Once I Built a Railroad

This Minneapolis Star story about Boyd in October of 1977 demonstrates the quick ruination that befell him once he was connected to a 1 million dollar scandal publicly. It would be interesting to know who the sources were. Big time Democrats needed to have the story die and could have decided to tell reporters background information that was unflattering to Boyd. 

The FBI is probably an even likelier source of unflattering news. All police come under the gun when the press describes a crime which the public will hold them accountable for solving. The FBI had a very long history of preening for the press. The 1965-74 television series "The FBI" starring Ephraim Zimbalist Jr. was sort of the CSI Miami of its day. That image consciousness began in the 1920's when J Edgar Hoover took control. He posed for newspapermen holding a tommy gun and groomed his agents to be crisp and presentable to the public. He also was infamous for black mailing powerful public figures.
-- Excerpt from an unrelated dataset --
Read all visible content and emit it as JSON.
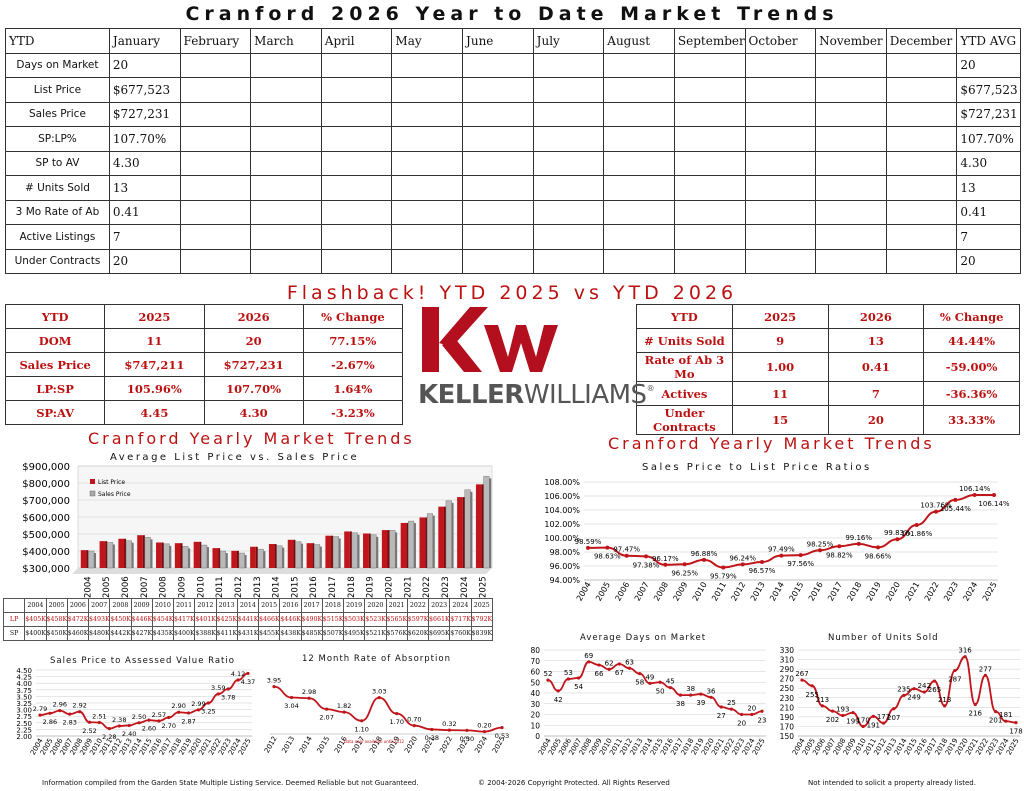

One of the weapons lawmen wield is the ability to craft a news story. The people they are investigating can be made vulnerable through the use of targeted bad news. One such unflattering item in this story is the dismissive "self taught" description of Boyd's engineering background. Boyd didn't get a college engineering degree. You could say the same thing of Abe Lincoln's law degree. . 

Boyd was from the Depression Generation and had to scramble after World War II. He took a fairly traditional correspondence course to become an engineer. He was employed as such by Republic Steel for fifteen years. Perhaps the best indication that Boyd's engineering deserved more than quotations around his occupation is his supervision of the building of a rail road. Don says it was one of the last two "built from scratch" railroads built in the United States. It connected the Babbitt Mine with the Republic Steel site on Lake Superior at Two Harbors.

I suspect that after these stories came out even the reporters had convicted Boyd in their minds. After all where there's smoke there's fire.